THE broadcasting regulators, Ofcom, have been handed the responsibility of choosing who is to run a publicly-funded TV news pilot in Scotland, on Channel three, from next year.
The proposal appears in the Queen’s Speech which today, among other things, promised legislation concerning Britain’s digital future, including widespread broadband provision and illegal downloading of copyrighted material.
It is understood the details of what exactly the Digital Economy Bill comprise are to be announced tomorrow at Westminster and published on Friday.
On the website of the Prime Minister’s office, it is clearly stated that one of the targets of the Bill is to “support the plurality of independent and high-quality news in the nations, locally and in the regions – giving Ofcom powers to appoint and fund Independently-Funded News Consortia”.

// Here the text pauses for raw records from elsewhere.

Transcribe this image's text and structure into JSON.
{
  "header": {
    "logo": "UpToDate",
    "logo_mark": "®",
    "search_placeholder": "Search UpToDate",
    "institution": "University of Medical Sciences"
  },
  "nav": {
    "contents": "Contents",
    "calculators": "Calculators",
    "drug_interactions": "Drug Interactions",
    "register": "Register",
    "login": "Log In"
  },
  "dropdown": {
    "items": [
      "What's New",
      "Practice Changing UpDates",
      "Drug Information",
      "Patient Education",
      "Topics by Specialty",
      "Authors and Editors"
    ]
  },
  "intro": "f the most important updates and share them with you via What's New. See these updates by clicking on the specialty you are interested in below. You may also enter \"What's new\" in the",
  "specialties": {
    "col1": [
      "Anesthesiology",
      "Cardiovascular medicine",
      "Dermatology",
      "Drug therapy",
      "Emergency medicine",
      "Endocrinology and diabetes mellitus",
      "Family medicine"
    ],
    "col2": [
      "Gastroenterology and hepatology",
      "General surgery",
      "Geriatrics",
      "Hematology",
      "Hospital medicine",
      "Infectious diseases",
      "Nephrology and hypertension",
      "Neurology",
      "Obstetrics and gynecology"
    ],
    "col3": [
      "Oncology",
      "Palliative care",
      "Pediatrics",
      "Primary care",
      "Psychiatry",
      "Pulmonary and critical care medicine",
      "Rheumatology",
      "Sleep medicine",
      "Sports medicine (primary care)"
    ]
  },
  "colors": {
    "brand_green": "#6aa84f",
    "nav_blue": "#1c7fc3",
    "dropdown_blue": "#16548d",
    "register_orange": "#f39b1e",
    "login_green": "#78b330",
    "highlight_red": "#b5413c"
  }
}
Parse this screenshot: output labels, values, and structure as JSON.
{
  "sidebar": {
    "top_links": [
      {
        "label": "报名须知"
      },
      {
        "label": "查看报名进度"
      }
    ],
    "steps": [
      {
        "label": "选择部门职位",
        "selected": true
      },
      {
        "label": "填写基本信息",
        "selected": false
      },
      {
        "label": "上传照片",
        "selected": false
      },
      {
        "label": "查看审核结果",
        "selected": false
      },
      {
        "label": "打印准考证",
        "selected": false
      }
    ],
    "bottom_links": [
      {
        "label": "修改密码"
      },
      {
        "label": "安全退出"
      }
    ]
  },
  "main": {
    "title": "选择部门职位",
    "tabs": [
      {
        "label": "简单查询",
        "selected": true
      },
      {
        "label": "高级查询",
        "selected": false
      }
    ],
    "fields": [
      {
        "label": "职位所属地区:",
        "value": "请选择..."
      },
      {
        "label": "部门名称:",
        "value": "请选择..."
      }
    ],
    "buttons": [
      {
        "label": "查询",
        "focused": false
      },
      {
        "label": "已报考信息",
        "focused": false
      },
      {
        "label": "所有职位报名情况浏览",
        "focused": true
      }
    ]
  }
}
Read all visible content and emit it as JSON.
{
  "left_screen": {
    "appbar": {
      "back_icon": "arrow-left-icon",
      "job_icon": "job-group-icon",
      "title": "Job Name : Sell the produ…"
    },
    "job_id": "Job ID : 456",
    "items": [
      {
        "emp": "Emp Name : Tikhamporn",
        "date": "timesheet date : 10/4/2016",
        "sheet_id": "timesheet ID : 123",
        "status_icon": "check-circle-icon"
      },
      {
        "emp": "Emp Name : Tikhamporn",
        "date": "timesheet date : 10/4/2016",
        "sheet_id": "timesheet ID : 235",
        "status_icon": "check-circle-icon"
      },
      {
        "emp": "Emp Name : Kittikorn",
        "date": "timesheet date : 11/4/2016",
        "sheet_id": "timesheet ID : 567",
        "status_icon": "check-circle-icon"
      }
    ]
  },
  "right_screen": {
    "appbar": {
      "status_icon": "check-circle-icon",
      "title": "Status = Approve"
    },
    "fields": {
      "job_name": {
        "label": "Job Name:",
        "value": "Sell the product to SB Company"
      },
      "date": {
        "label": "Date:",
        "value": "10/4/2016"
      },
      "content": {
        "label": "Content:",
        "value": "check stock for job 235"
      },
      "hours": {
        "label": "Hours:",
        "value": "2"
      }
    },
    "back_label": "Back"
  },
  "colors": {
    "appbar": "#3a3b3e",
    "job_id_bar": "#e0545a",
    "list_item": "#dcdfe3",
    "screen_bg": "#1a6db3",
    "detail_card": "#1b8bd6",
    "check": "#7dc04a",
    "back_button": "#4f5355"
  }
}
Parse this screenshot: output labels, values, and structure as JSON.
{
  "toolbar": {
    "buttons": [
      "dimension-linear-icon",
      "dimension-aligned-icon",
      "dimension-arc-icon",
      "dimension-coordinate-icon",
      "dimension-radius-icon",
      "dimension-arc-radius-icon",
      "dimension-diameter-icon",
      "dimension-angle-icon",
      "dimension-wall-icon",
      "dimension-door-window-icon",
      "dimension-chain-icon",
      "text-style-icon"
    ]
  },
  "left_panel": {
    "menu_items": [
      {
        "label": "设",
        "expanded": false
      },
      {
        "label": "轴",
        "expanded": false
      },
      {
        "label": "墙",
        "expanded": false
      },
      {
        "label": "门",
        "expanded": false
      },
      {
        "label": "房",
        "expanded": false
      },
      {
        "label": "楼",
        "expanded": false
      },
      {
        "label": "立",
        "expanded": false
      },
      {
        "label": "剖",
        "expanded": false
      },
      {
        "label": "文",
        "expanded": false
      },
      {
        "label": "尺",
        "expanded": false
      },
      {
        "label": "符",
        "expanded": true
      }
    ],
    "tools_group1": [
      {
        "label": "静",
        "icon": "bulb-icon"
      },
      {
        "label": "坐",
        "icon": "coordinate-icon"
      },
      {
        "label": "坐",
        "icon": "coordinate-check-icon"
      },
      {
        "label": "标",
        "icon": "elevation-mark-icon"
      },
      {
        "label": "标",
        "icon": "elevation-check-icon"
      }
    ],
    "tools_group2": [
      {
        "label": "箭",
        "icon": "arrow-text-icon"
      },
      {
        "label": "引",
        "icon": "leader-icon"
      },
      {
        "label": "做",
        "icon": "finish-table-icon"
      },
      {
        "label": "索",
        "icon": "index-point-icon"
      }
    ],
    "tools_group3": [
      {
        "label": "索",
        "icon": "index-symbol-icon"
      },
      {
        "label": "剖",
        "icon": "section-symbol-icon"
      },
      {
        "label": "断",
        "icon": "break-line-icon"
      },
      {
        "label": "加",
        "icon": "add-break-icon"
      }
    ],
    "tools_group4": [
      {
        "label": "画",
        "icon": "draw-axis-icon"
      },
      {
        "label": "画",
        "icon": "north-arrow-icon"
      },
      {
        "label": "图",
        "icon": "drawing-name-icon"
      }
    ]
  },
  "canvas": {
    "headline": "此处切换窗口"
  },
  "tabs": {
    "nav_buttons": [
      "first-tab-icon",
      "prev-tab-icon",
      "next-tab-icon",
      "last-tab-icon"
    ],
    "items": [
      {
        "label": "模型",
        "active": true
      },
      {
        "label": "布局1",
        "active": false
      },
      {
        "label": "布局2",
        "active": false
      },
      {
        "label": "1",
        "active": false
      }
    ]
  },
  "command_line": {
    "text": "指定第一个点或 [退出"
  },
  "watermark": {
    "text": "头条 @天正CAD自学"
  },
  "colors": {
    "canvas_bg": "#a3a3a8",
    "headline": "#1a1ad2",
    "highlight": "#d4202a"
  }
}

Already, two prospective operators of the Scottish pilot – and the public cash that will go with it – have declared their intention to bid for it: the current Channel threee licence holder, STV, and a consortium of newspaper publishers: Johnston Press (publisher of The Scotsman), Newsquest (The Herald) and DC Thomson (Press & Journal).
There are plans too for pilots in Wales and an as yet unnamed English region.
The Guardian describes the Bill as rather ‘anaemic’. As well as a clampdown on unlawful online file-sharing and power being given to Ofcom over the provision of regional news on ITV, the Bill also includes a push for the switchover to digital radio in 2015 and tougher laws to stop children getting hold of violent video games.
It will also include a simplification of the UK’s complex copyright laws, making it easier for people to use images on the internet without having to get permission.
The remit of Channel 4 will also be updated so that it includes the provision of public service content on all media platforms, including the web.